Thoughts and such like.....
Last week I had a call from a real estate sales person wondering if I had considered selling my home. I was having trouble understanding him, and had asked him to repeat himself when the phone line went dead. A few minutes later the phone rang again, this time a different sales person came on and when I mentioned I had been talking with someone else he proceeded to tell me what a poor worker his colleague was, and how much difficulty they were having with him - most peculiar, but more importantly for that firm, not the kind of discussion he should have been having with me! When speaking with customers, I don't think I'm off by saying complaints of this sort should be kept inside the organization and certainly one employee should not be criticizing another to a potential customer. I quickly ended the call and mulled it over.
The conversation got me thinking about negative people and the effect they can have on each of us, on our organizations and on our World. It's easy to get caught up in a negative conversation, we've all done it at sometime, however being around negative people is toxic for us and can slowly trickle into our life, colouring our view of the world and our place within it. When we allow negativity to direct our actions and behaviour it means that we haven't set boundaries.

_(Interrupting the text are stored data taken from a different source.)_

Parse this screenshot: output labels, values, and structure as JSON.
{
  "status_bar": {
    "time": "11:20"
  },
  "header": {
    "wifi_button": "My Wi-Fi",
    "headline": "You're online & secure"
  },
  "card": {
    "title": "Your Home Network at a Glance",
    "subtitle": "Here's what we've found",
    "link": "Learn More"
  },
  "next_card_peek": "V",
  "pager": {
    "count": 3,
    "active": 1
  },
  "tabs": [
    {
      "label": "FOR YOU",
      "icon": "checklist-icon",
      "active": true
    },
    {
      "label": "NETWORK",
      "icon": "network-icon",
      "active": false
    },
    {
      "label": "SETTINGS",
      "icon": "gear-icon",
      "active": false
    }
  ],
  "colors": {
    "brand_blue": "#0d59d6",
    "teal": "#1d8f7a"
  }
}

Setting boundaries and our own interaction with a negative person means we set limits on our contact with them and the rub off effect on us. Keeping our interactions short and to the point, not getting caught up in their rhetoric can also help avoid getting pulled into their negativity. I read somewhere about thinking of a negative person in a similar way to someone who smokes: would you spend endless time with the smoker, inhaling the air around or would you limit your time with them?

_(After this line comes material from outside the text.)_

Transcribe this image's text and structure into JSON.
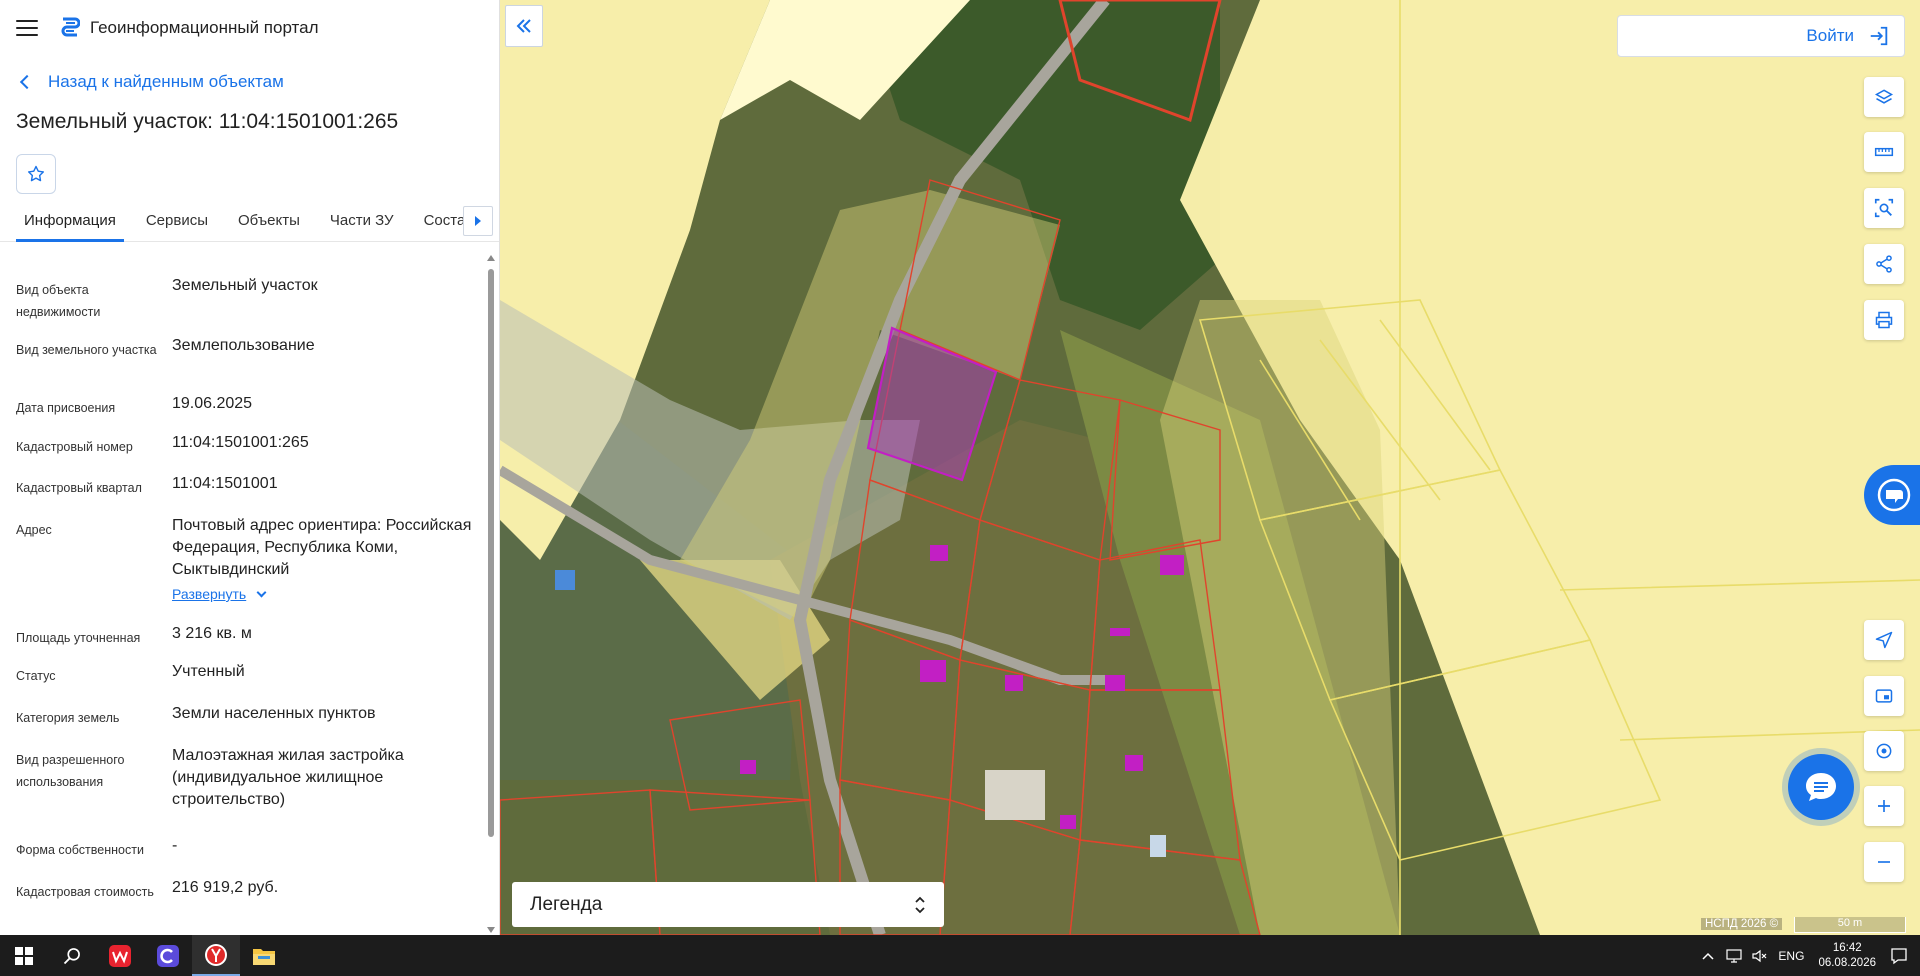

Shawn Achor, author of The Happiness Advantage calls the negative pattern of thinking 'The Tetris Effect', and suggests it's 'a metaphor for the way our brains dictate the way we see the world around us'. He talks about getting stuck in a pattern of only seeing the negative, and missing the positives. Okay, so it's not so simple, however Achor goes onto say 'Constantly scanning the world for the negative comes with a great cost. It undercuts our creativity, raises our stress levels, and lowers our motivation and ability to accomplish goals'. I would add that hanging out with people who constantly look on the negative, also affects our ability to look at the positive side of things, for example, the next time you spend time with someone who has this type of personality, try and scan yourself once you return home - what's your mood like? how do you feel?
Achor talks of the 'positive' and negative' Tetris Effect - if we only focus on one area then that's all our brains will see. He states and research confirms that we can train our brains. So if we begin to revise our thinking and start looking for the positives, we can 'profit from three of the most important tools available to us: happiness, gratitude, and optimism. The effect of all three is to grow in positivity and happiness, a side effect of which is greater work performance and achievement of goals! So, even in times of adversity it pays to be an optimist!

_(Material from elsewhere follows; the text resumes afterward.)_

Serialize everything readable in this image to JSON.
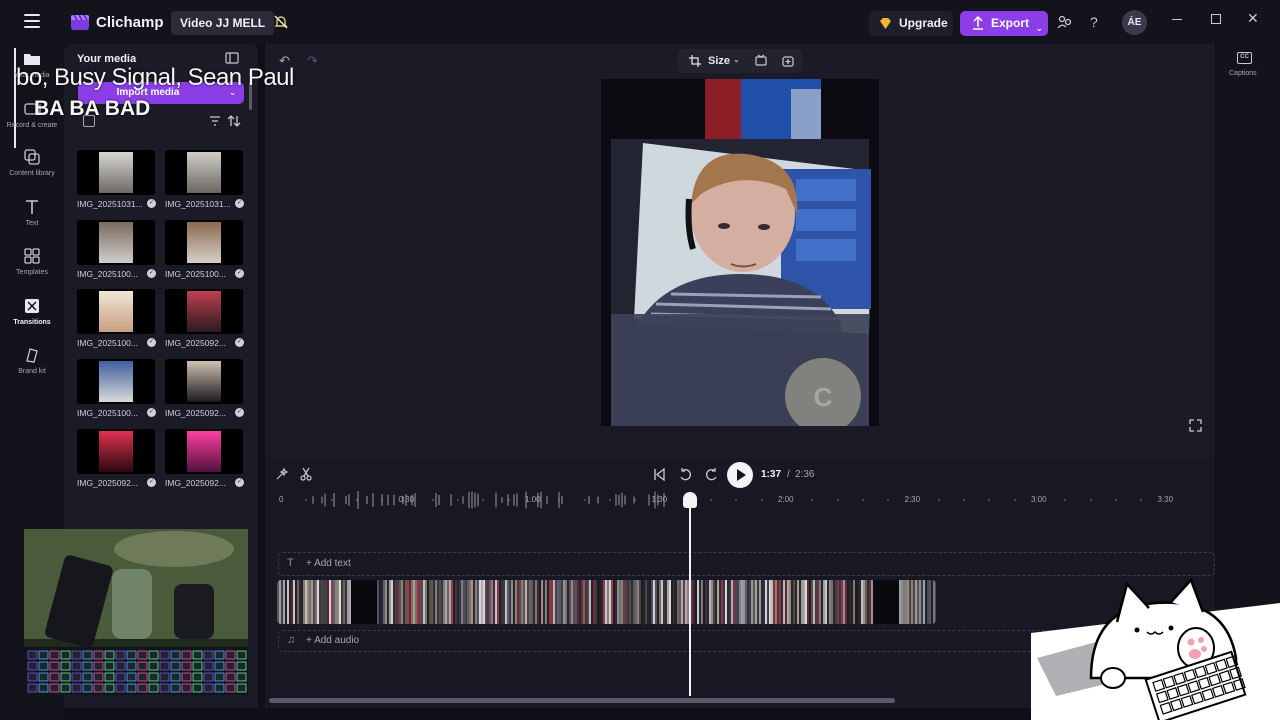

Setting boundaries about how we want to be treated, is a part of self care, also establishes our identity and supports mental health. If you set boundaries, you can control chaos in your life, remember you aren't responsible for how another person feels, only for yourself. If you find that you need to set boundaries, do so clearly and succinctly and, stick to it, don't waver for anyone! This can be hard, especially if the other person is not used to them, but be persistent - this is for you and only you can do it.
If you must or have to interact with someone who's always complaining, for every negative thing they bring up, ask for a positive solution, this really does get them to stop and think - don't fall into the the habit of giving them a solution, but make them work for their own. It'll really get them to view their situation from a different angle.
Remember you only have one life to live, you are in charge of how you live it, so set those boundaries and give up living with the negativity and toxic behaviour of others. Live well, take up with new positive friends, live the life that's left to you with gratitude, positivity, and happiness!